More than 200 species of squirrels are found all over the world, except in Antarctica. These small, bushy-tailed rodents are common in many wooded areas. Squirrels belong to the Sciuridae family, which includes tree and ground squirrels, flying squirrels, chipmunks, prairie dogs and marmots.
Squirrels range in size from the African pygmy squirrel at 2.8 to 3.9 inches (7 to 10 centimeters) in length and just 0.35 ounces (10 grams) in weight, to the Indian giant squirrel that is 36 inches (1 meter) long and weighs up to 4 pounds (1.8 kilograms).

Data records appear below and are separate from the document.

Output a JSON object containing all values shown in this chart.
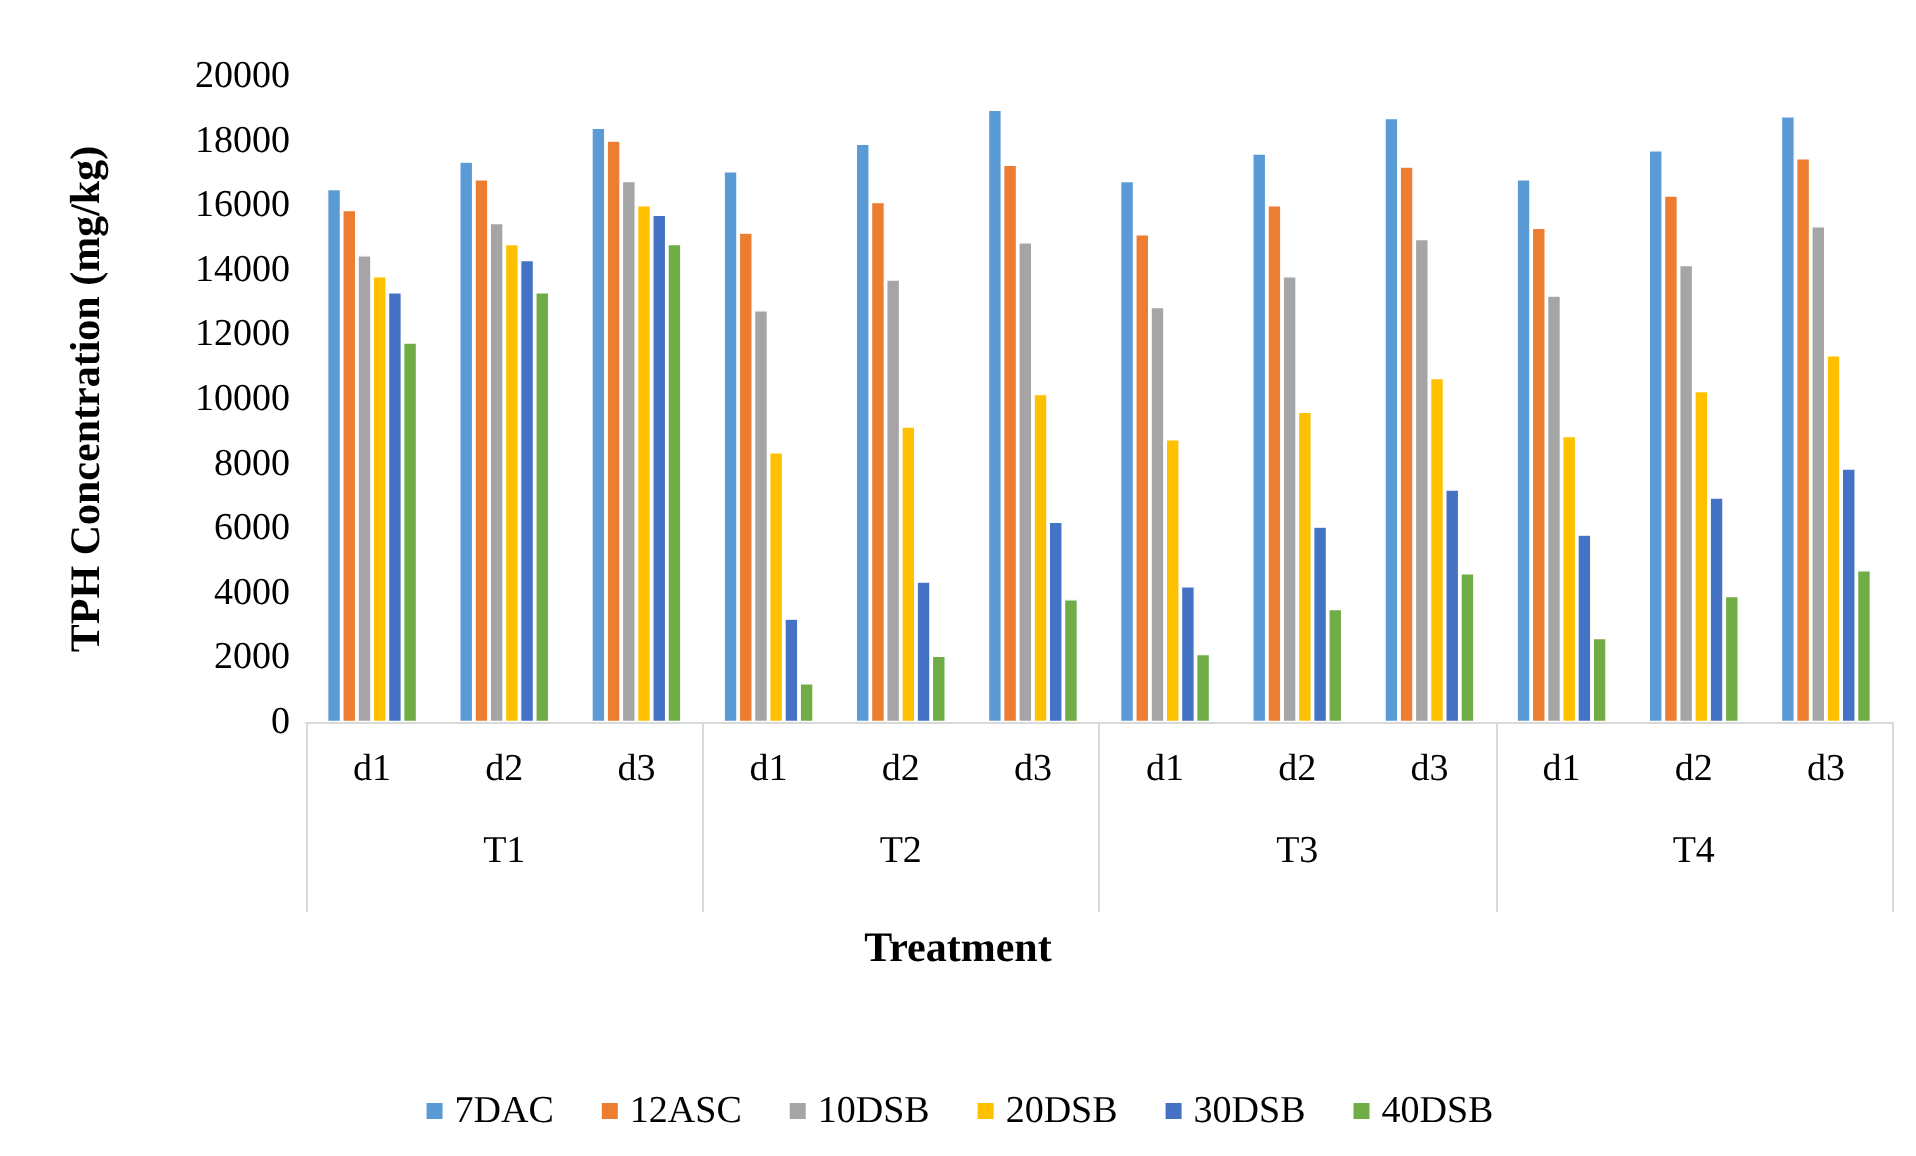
{
  "chart_data": {
    "type": "bar",
    "xlabel": "Treatment",
    "ylabel": "TPH Concentration (mg/kg)",
    "categories": [
      "d1",
      "d2",
      "d3",
      "d1",
      "d2",
      "d3",
      "d1",
      "d2",
      "d3",
      "d1",
      "d2",
      "d3"
    ],
    "annotations": [
      "T1",
      "T2",
      "T3",
      "T4"
    ],
    "series": [
      {
        "name": "7DAC",
        "color": "#5b9bd5",
        "values": [
          16500,
          17350,
          18400,
          17050,
          17900,
          18950,
          16750,
          17600,
          18700,
          16800,
          17700,
          18750
        ]
      },
      {
        "name": "12ASC",
        "color": "#ed7d31",
        "values": [
          15850,
          16800,
          18000,
          15150,
          16100,
          17250,
          15100,
          16000,
          17200,
          15300,
          16300,
          17450
        ]
      },
      {
        "name": "10DSB",
        "color": "#a5a5a5",
        "values": [
          14450,
          15450,
          16750,
          12750,
          13700,
          14850,
          12850,
          13800,
          14950,
          13200,
          14150,
          15350
        ]
      },
      {
        "name": "20DSB",
        "color": "#ffc000",
        "values": [
          13800,
          14800,
          16000,
          8350,
          9150,
          10150,
          8750,
          9600,
          10650,
          8850,
          10250,
          11350
        ]
      },
      {
        "name": "30DSB",
        "color": "#4472c4",
        "values": [
          13300,
          14300,
          15700,
          3200,
          4350,
          6200,
          4200,
          6050,
          7200,
          5800,
          6950,
          7850
        ]
      },
      {
        "name": "40DSB",
        "color": "#70ad47",
        "values": [
          11750,
          13300,
          14800,
          1200,
          2050,
          3800,
          2100,
          3500,
          4600,
          2600,
          3900,
          4700
        ]
      }
    ],
    "ylim": [
      0,
      20000
    ],
    "yticks": [
      0,
      2000,
      4000,
      6000,
      8000,
      10000,
      12000,
      14000,
      16000,
      18000,
      20000
    ],
    "grid": false,
    "legend": "bottom"
  }
}
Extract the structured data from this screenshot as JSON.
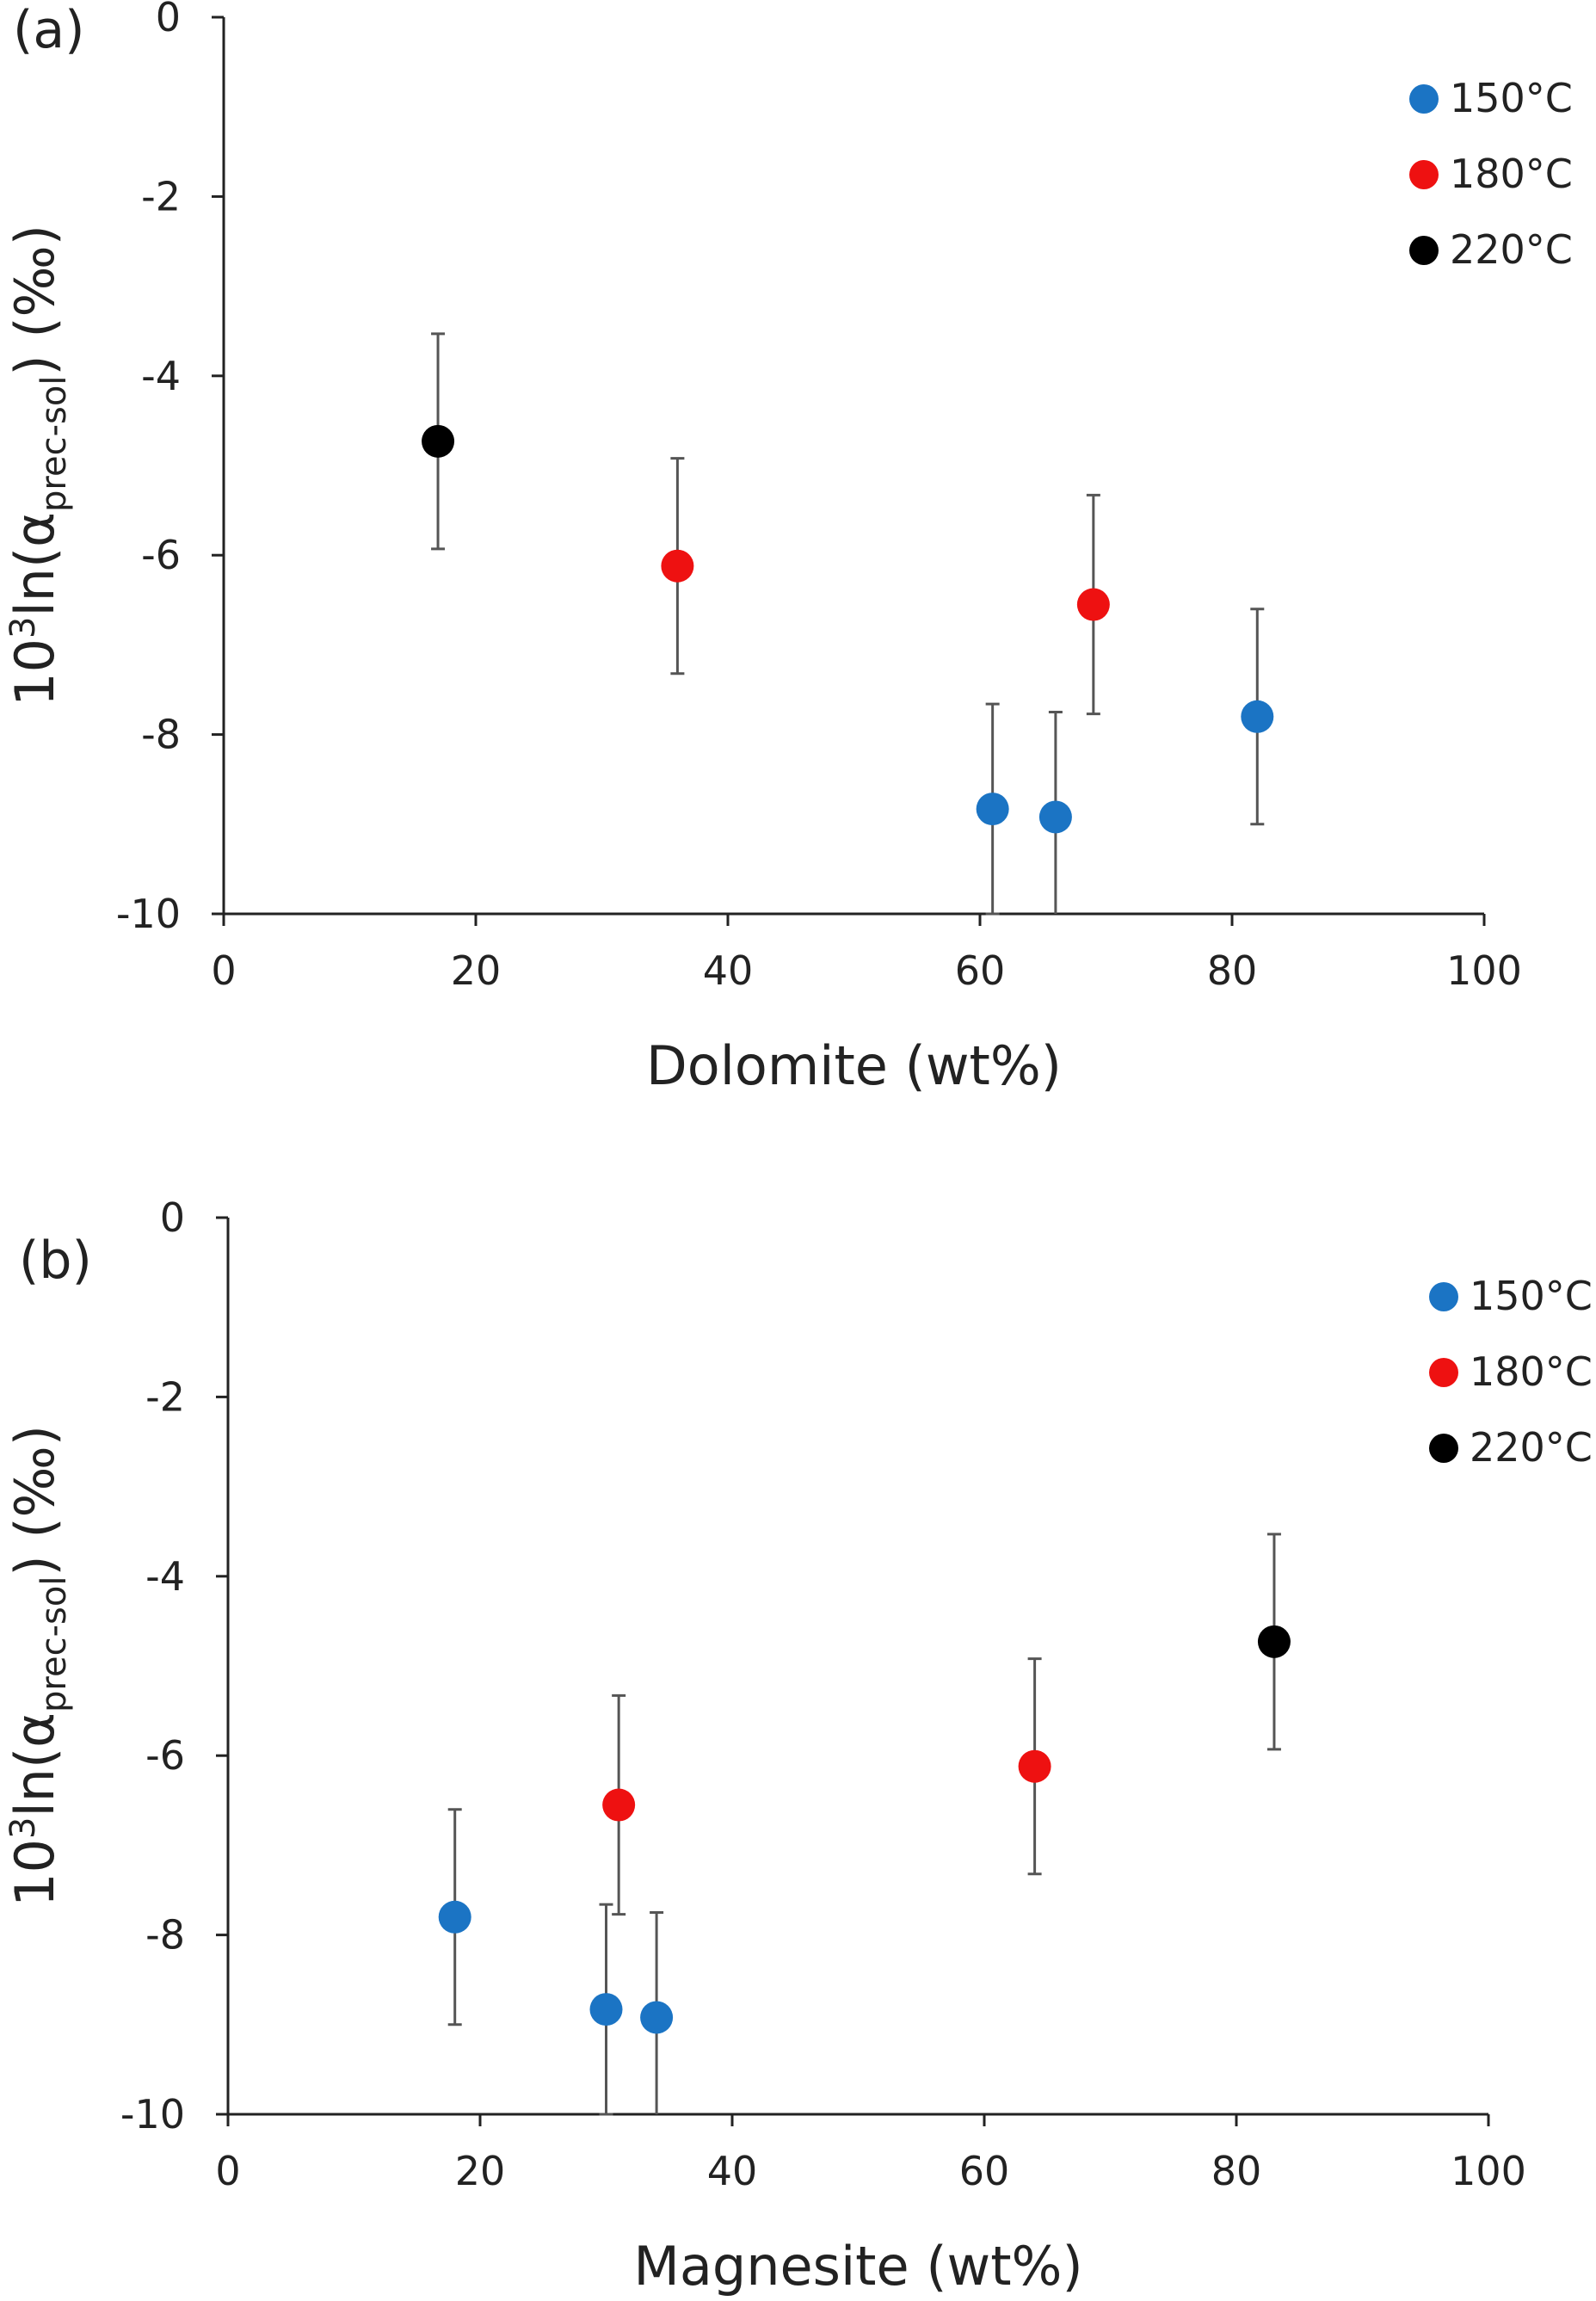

Squirrels mainly eat seeds, nuts, fungi and fruits. Some squirrels will also eat small insects and even young snakes.
Other facts about squirrels
A squirrel has padded feet that helps it jump from high distances, even as much as 20 feet (6 meters).
Gray squirrels bury their acorns all over the place, often forgetting where they put them, causing the seeds to become oak trees.
The eyes on a squirrel are high on their head, on each side, so they have a wide range of vision without having to turn their head back and forth.
The gray squirrel comes in many different colors, such as shades of grey, shades of brown or even black.
Squirrels can communicate with each other through various sounds. Some types of ground squirrel warn each other of predators by a whistling sound.
Squirrels can run as fast as 20 mph (32 kph).
Flying squirrels actually glide. They have a muscle membrane between their legs and body that allows gliding from a higher point to a lower point at a distance of up to 160 feet (48 m).